Smucny Jason, Cannon Tyrone D, Bearden Carrie E, Addington Jean, Cadenhead Kristen S, Cornblatt Barbara A, Keshavan Matcheri, Mathalon Daniel H, Perkins Diana O, Stone William, Walker Elaine F, Woods Scott W, Davidson Ian, Carter Cameron S
Department of Psychiatry, University of California, Davis, Davis, CA, United States.
Department of Psychology, Yale University, New Haven, CT, United States.
Front Psychiatry. 2025 Jan 15;15:1520173. doi: 10.3389/fpsyt.2024.1520173. eCollection 2024.
We previously reported that machine learning could be used to predict conversion to psychosis in individuals at clinical high risk (CHR) for psychosis with up to 90% accuracy using the North American Prodrome Longitudinal Study-3 (NAPLS-3) dataset. A definitive test of our predictive model that was trained on the NAPLS-3 data, however, requires further support through implementation in an independent dataset. In this report we tested for model generalization using the previous iteration of NAPLS-3, the NAPLS-2, using the identical machine learning algorithms employed in our previous study.
Standard machine learning algorithms were trained to predict conversion to psychosis in clinical high risk individuals on the NAPLS-3 dataset and tested on the NAPLS-2 dataset.
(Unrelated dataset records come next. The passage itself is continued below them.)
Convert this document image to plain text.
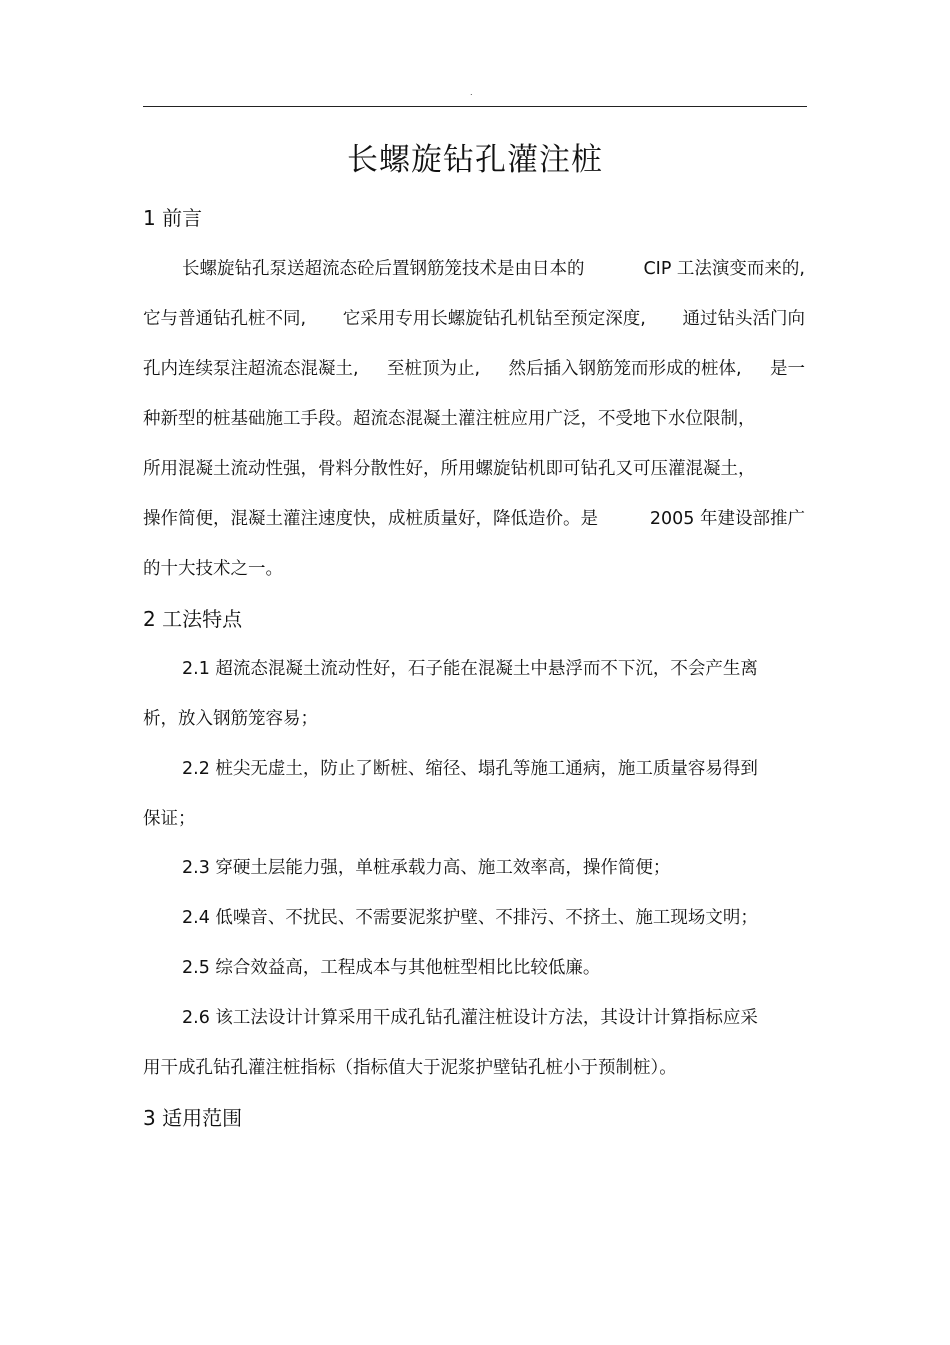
.
长螺旋钻孔灌注桩
1 前言
长螺旋钻孔泵送超流态砼后置钢筋笼技术是由日本的	CIP 工法演变而来的,
它与普通钻孔桩不同, 它采用专用长螺旋钻孔机钻至预定深度, 通过钻头活门向
孔内连续泵注超流态混凝土, 至桩顶为止, 然后插入钢筋笼而形成的桩体, 是一
种新型的桩基础施工手段。超流态混凝土灌注桩应用广泛，不受地下水位限制，
所用混凝土流动性强，骨料分散性好，所用螺旋钻机即可钻孔又可压灌混凝土，
操作简便，混凝土灌注速度快，成桩质量好，降低造价。是	2005 年建设部推广
的十大技术之一。
2 工法特点
2.1 超流态混凝土流动性好，石子能在混凝土中悬浮而不下沉，不会产生离
析，放入钢筋笼容易；
2.2 桩尖无虚土，防止了断桩、缩径、塌孔等施工通病，施工质量容易得到
保证；
2.3 穿硬土层能力强，单桩承载力高、施工效率高，操作简便；
2.4 低噪音、不扰民、不需要泥浆护壁、不排污、不挤土、施工现场文明；
2.5 综合效益高，工程成本与其他桩型相比比较低廉。
2.6 该工法设计计算采用干成孔钻孔灌注桩设计方法，其设计计算指标应采
用干成孔钻孔灌注桩指标（指标值大于泥浆护壁钻孔桩小于预制桩）。
3 适用范围
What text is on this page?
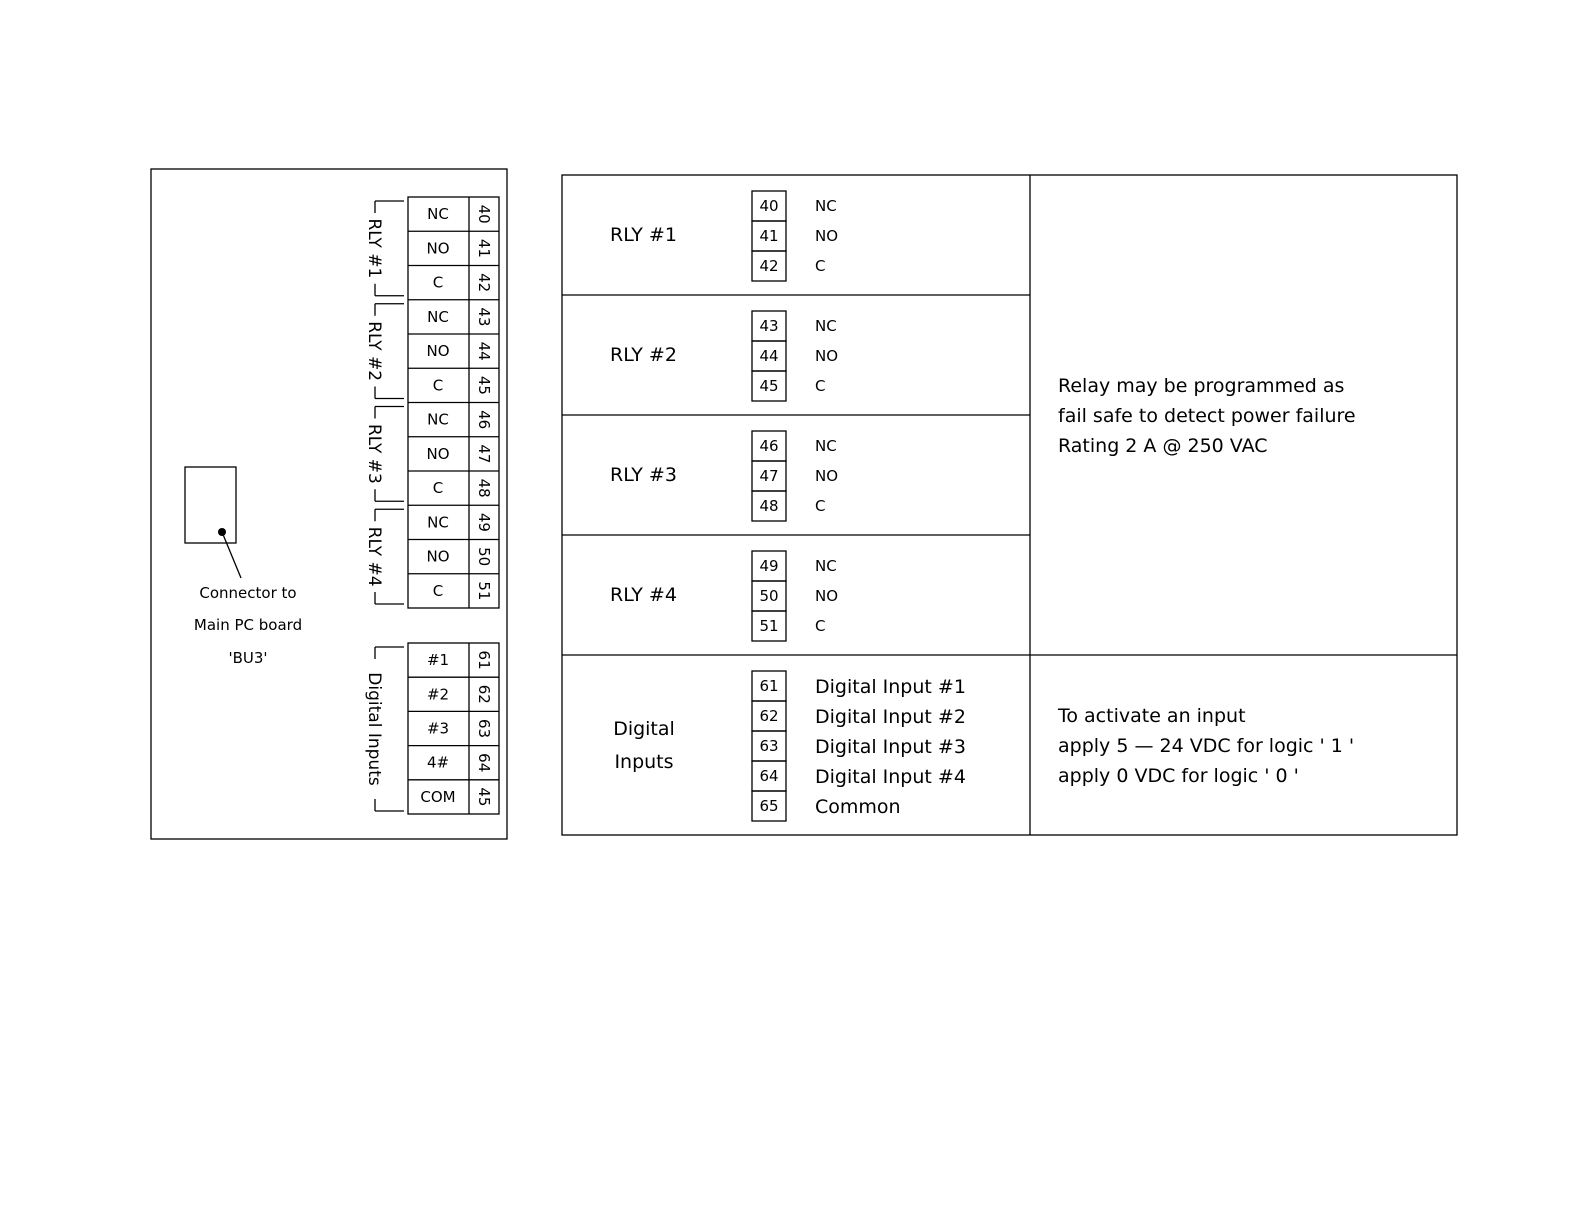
Connector to
Main PC board
'BU3'
NC 40
NO 41
C 42
NC 43
NO 44
C 45
NC 46
NO 47
C 48
NC 49
NO 50
C 51
RLY #1
RLY #2
RLY #3
RLY #4
#1 61
#2 62
#3 63
4# 64
COM 45
Digital Inputs
RLY #1
40 NC
41 NO
42 C
RLY #2
43 NC
44 NO
45 C
RLY #3
46 NC
47 NO
48 C
RLY #4
49 NC
50 NO
51 C
61 Digital Input #1
62 Digital Input #2
63 Digital Input #3
64 Digital Input #4
65 Common
Relay may be programmed as
fail safe to detect power failure
Rating 2 A @ 250 VAC
Digital
Inputs
To activate an input
apply 5 — 24 VDC for logic ' 1 '
apply 0 VDC for logic ' 0 '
NAPLS-2 and -3 individuals significantly differed on most features used in machine learning models. All models performed above chance, with Naive Bayes and random forest methods showing the best overall performance. Importantly, however, overall performance did not match those previously observed when using only NAPLS-3 data.
The results of this study suggest that a machine learning model trained to predict conversion to psychosis on one dataset can be used to train an independent dataset. Performance on the test set was not in the range necessary for clinical application, however. Possible reasons that limited performance are discussed.
我们之前报道过,使用北美前驱期纵向研究-3(NAPLS-3)数据集,机器学习可用于预测临床高危(CHR)精神病个体发展为精神病的情况,准确率高达90%。然而,对我们基于NAPLS-3数据训练的预测模型进行确定性测试,需要在独立数据集中实施以获得进一步支持。在本报告中,我们使用与之前研究相同的机器学习算法,通过NAPLS-3的前一版本即NAPLS-2来测试模型的泛化能力。
使用标准机器学习算法在NAPLS-3数据集上训练,以预测临床高危个体发展为精神病的情况,并在NAPLS-2数据集上进行测试。
NAPLS-2和-3个体在机器学习模型使用的大多数特征上存在显著差异。所有模型的表现均高于随机水平,朴素贝叶斯和随机森林方法总体表现最佳。然而,重要的是,总体表现与之前仅使用NAPLS-3数据时观察到的情况不匹配。
本研究结果表明,在一个数据集上训练的用于预测发展为精神病的机器学习模型可用于训练独立数据集。然而,测试集上的表现未达到临床应用所需的范围。文中讨论了限制表现的可能原因。